MCP Data Catalog Server Pattern

A data catalog MCP server exposes internal catalog data as AI-accessible tools, allowing an assistant to answer questions like “what tables do we have about customers?” or “what feeds into the revenue dashboard?” without opening a browser or navigating a catalog UI. If the catalog is homegrown or running on a platform without an official MCP server, this pattern provides a starting point.

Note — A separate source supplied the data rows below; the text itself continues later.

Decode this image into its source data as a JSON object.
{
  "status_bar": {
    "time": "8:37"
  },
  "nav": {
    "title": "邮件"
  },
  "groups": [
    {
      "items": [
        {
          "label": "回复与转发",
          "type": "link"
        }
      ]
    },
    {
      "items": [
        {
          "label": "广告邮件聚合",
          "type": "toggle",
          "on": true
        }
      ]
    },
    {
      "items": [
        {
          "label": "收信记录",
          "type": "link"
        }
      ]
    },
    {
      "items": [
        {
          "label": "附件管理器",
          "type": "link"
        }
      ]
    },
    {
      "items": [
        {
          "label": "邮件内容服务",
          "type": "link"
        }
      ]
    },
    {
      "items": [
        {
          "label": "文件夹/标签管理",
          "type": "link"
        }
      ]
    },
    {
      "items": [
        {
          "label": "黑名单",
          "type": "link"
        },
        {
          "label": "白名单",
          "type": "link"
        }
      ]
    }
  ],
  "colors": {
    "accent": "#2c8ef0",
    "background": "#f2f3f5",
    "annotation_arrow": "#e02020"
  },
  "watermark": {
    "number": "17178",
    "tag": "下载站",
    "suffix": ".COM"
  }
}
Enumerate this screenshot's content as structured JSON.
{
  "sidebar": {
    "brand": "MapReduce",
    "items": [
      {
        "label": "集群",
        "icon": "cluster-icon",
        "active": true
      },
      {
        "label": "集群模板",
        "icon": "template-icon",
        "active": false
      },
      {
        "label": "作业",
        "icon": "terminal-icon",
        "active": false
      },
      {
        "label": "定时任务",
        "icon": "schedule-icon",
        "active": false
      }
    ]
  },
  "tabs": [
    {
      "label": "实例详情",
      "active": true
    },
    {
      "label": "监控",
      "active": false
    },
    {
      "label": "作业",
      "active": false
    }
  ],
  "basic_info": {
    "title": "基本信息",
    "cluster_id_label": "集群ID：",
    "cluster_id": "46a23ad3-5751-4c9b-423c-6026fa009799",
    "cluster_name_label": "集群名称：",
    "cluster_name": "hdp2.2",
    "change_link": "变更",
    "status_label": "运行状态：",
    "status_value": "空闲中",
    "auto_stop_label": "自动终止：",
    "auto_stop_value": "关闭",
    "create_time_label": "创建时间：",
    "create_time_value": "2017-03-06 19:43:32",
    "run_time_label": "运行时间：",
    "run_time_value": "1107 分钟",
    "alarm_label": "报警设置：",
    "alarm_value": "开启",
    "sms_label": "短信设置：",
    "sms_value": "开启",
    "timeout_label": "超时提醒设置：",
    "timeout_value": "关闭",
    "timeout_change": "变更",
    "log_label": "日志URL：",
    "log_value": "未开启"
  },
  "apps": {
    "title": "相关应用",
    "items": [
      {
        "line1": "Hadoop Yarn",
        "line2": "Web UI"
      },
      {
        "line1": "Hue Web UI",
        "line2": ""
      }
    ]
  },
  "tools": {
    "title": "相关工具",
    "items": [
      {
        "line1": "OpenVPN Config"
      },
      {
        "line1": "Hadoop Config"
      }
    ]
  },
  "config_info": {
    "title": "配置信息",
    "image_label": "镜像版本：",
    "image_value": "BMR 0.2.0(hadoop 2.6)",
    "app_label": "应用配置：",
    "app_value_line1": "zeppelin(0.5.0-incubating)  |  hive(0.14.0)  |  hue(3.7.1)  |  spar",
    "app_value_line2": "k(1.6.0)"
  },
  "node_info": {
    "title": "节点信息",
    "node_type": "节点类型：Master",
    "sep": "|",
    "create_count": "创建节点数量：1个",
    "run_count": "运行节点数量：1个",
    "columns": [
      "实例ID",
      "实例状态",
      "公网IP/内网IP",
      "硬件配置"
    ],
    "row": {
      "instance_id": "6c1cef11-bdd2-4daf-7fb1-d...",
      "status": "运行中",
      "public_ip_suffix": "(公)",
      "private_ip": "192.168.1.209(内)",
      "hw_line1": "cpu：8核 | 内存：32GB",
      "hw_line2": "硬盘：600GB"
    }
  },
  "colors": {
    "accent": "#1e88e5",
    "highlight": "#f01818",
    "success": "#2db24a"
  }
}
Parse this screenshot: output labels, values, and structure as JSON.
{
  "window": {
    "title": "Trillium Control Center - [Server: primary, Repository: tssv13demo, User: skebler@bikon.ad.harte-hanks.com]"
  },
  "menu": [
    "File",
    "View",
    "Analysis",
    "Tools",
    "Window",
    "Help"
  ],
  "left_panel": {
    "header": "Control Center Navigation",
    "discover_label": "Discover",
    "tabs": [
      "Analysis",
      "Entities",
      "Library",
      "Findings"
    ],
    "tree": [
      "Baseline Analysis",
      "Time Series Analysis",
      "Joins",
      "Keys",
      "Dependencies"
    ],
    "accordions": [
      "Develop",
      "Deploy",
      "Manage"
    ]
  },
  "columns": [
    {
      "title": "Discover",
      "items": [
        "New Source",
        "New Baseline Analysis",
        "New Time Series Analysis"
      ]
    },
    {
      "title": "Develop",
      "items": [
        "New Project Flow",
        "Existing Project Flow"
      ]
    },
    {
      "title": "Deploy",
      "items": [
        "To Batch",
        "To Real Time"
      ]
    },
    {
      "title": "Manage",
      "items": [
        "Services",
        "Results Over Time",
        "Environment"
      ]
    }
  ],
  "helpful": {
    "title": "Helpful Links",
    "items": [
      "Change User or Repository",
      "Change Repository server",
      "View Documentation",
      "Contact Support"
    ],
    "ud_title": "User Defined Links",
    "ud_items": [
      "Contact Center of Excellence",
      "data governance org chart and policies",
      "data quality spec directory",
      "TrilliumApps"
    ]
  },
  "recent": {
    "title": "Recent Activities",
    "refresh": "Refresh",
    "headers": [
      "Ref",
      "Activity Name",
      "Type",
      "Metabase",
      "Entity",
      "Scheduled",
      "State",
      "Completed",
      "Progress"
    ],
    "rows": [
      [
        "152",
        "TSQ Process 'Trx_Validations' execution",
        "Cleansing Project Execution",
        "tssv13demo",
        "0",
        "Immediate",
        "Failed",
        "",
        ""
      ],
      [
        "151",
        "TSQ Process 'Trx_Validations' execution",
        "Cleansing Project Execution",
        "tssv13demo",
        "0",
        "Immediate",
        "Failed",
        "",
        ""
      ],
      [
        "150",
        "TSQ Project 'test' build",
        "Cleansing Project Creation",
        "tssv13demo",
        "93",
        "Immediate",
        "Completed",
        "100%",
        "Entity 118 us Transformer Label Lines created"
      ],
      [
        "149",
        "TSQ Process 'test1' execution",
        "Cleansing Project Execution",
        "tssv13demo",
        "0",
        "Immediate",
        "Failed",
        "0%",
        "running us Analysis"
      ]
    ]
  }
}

The pattern below uses a simulated in-memory catalog. In production, replace the dictionary lookups with calls to your actual catalog API — DataHub, OpenMetadata, Atlan, or whatever you’re running.

The Server

from mcp.server.fastmcp import FastMCP
import json

mcp = FastMCP("DataCatalogMCP")

# Simulated catalog data - replace with your actual catalog API
CATALOG = {
    "sales.orders": {
        "description": "Order transactions from all channels",
        "columns": ["order_id", "customer_id", "total_amount", "created_at"],
        "owner": "sales-team",
        "tags": ["pii", "financial"],
        "upstream": ["raw.shopify_orders", "raw.pos_transactions"],
        "downstream": ["analytics.revenue_daily", "ml.churn_features"]
    },
    "sales.customers": {
        "description": "Customer master data with demographics",
        "columns": ["customer_id", "email", "segment", "lifetime_value"],
        "owner": "marketing-team",
        "tags": ["pii"],
        "upstream": ["raw.crm_contacts"],
        "downstream": ["sales.orders", "analytics.cohorts"]
    }
}

Three Core Tools

Table Search

The most-used tool. Users ask vague questions — “anything about orders?” — and the AI needs to find relevant tables:

@mcp.tool()
def search_tables(
    query: str,
    tags: list[str] | None = None,
    limit: int = 10
) -> str:
    """Search for tables in the data catalog.

    Args:
        query: Search term to match against table names and descriptions
        tags: Optional list of tags to filter by (e.g., ['pii', 'financial'])
        limit: Maximum number of results to return

    Returns:
        Matching tables with descriptions
    """
    results = []
    for table_name, metadata in CATALOG.items():
        if query.lower() in table_name.lower() or query.lower() in metadata["description"].lower():
            if tags is None or any(t in metadata["tags"] for t in tags):
                results.append({
                    "name": table_name,
                    "description": metadata["description"],
                    "owner": metadata["owner"],
                    "tags": metadata["tags"]
                })
    return json.dumps(results[:limit], indent=2)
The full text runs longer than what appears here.